Probiotika allein können diese komplexen Systeme nicht balancieren. Ein gesunder Darm benötigt mehr als nur eine Ansammlung nützlicher Bakterien.
3. „One-size-fits-all“ – das Problem der Pauschalisierung
Der Hype um Probiotika suggeriert, dass eine bestimmte Kapsel oder ein fermentiertes Lebensmittel für alle Menschen gleichermaßen geeignet ist. Dabei ist die Darmgesundheit hochindividuell und von vielen Faktoren abhängig, wie:
- Genetik: Individuelle genetische Dispositionen beeinflussen die Zusammensetzung der Mikrobiota.
- Ernährung: Eine ballaststoffarme oder einseitige Ernährung kann die Wirkung von Probiotika hemmen.
- Lebensstil: Stress, Schlafmangel und Bewegungsmangel wirken sich stärker auf die Darmgesundheit aus, als Probiotika es ausgleichen könnten.
- Krankheiten: Bei Erkrankungen wie SIBO, Histaminintoleranz oder Leaky-Gut-Syndrom können Probiotika sogar kontraproduktiv sein.
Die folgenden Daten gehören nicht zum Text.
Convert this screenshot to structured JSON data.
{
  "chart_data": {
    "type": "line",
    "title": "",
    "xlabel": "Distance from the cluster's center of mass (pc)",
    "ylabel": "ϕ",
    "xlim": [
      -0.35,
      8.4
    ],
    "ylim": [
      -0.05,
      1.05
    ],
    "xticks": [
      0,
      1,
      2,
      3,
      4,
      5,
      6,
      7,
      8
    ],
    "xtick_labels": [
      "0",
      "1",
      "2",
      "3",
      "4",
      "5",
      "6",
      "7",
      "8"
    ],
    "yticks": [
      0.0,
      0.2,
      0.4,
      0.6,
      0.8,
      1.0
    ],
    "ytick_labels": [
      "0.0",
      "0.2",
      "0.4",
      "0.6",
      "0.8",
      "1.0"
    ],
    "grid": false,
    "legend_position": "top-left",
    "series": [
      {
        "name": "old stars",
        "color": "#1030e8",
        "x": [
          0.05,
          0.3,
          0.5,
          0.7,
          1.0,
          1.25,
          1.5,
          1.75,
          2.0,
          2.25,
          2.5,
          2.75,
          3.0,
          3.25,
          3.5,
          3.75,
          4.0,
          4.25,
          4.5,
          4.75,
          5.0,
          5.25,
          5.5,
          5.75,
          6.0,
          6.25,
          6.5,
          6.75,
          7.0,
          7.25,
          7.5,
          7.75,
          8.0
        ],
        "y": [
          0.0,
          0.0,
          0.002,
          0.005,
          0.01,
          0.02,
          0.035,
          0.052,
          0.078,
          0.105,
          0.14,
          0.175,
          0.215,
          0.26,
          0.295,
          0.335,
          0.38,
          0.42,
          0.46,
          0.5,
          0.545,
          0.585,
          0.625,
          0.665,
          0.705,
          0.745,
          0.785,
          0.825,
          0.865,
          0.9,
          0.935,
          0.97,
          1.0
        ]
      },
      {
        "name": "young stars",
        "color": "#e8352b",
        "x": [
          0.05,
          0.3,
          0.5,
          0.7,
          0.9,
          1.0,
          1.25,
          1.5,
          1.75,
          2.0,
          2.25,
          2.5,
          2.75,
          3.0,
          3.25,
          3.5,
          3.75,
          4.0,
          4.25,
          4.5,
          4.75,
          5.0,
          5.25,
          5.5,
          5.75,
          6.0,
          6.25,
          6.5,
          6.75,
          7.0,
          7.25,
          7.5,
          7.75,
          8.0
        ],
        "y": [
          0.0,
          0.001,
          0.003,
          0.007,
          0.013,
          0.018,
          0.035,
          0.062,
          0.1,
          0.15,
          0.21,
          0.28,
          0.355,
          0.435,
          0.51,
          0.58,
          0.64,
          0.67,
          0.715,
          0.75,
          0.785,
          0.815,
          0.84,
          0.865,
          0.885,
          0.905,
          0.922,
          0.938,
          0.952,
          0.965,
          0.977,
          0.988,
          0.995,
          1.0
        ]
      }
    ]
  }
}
Ein ganzheitlicher Ansatz muss den individuellen Zustand des Darms berücksichtigen und nicht nur blindlings Probiotika empfehlen.
4. Probiotika als Kommerzprodukt – der Einfluss der Industrie
Der Boom um Probiotika wird stark durch die Nahrungsergänzungsmittel-Industrie vorangetrieben, die enorme Profite in diesem Bereich sieht.
- Fehlende Transparenz: Viele Produkte enthalten keine ausreichenden Mengen lebender Bakterien oder Stämme, die tatsächlich wissenschaftlich bewiesen sind.
- Fehlender Kontext: Probiotika werden oft als „Stand-alone“-Lösung beworben, ohne darauf hinzuweisen, dass sie nur in Kombination mit einer gesunden Ernährung und Lebensweise sinnvoll sind.
- Kritische Stämme: Manche Produkte enthalten Bakterienstämme, die bei bestimmten Menschen oder Erkrankungen problematisch sein können (z. B. Histaminproduktion).
Probiotika können das Mikrobiom vorübergehend stabilisieren, greifen aber nicht tief genug, um die wahre Balance im Körper wiederherzustellen.
Was ein ganzheitlicher Ansatz wirklich bedeutet
Ein ganzheitlicher Ansatz für die Darmgesundheit berücksichtigt alle beteiligten Faktoren und Systeme. Hier einige Aspekte, die über Probiotika hinausgehen:
1. Ernährung als Fundament
- Ballaststoffe: Präbiotika wie Flohsamenschalen oder resistente Stärke füttern die Mikrobiota und fördern das Wachstum gesunder Bakterien.
- Nährstoffe: Zink, L-Glutamin und Omega-3-Fettsäuren sind entscheidend für die Regeneration der Darmschleimhaut.
- Individuelle Anpassung: Bei Unverträglichkeiten (z. B. Histamin, Fruktose, Gluten) sollte die Ernährung speziell angepasst werden.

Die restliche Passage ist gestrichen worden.